# Claiming tax back for unpaid maternity leave - when?



## jrewing (6 Sep 2007)

My sister has been working and paying tax at top rate of tax all year. She will go on unpaid maternity leave from next week until mid-January, so should be able to claim back some of the tax she paid.

Can she reclaim the money now by informing the Revenue that she won't be earning any more money this year ? Or will she need to wait until January, when she has her P60 ?

In case it is relevant, she is married and husband also paying tax at top rate, both PAYE.

Thanks, JR


----------



## ClubMan (6 Sep 2007)

In cases where somebody becomes unemployed mid year they can file a P50 claim for tax back.
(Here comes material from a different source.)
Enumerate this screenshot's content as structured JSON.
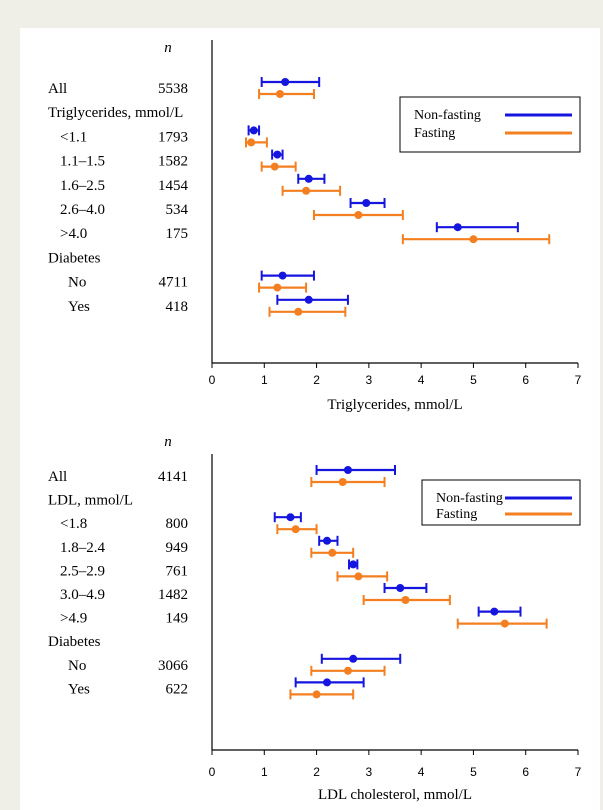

Form P50 -            First Claim for Repayment During Unemployment 

However in this case she is still technically employed while on maternity leave so this may not be relevant here. On the other hand she may be able to contact _Revenue _mid year and certainly at year (via _P21 _balancing statement) end to get any overpayments of tax balanced and refunded. Probably best to give her tax office a shout and see what they say? Is she receiving just _SW Maternity Benefit _or is she also receiving any (full or partial) salary from the job while on maternity leave?


----------



## Nige (6 Sep 2007)

Get her to ring her tax office and ask them to transfer her allowances for the rest of the year to her husband, so he'll get the benefit of her tax refund as such.


----------



## Corcaioch (6 Sep 2007)

Her employer may also be willing to facilitate her by giving the benefit of the tax credits each month between now and the end of the tax year against income already earned.

The employer can pay the refund each month out of deductions from other employees.

I have seen this applied previously.


----------



## ClubMan (6 Sep 2007)

ClubMan said:


> is she also receiving any (full or partial) salary from the job while on maternity leave?


Sorry - I see from the thread title that she is not!


----------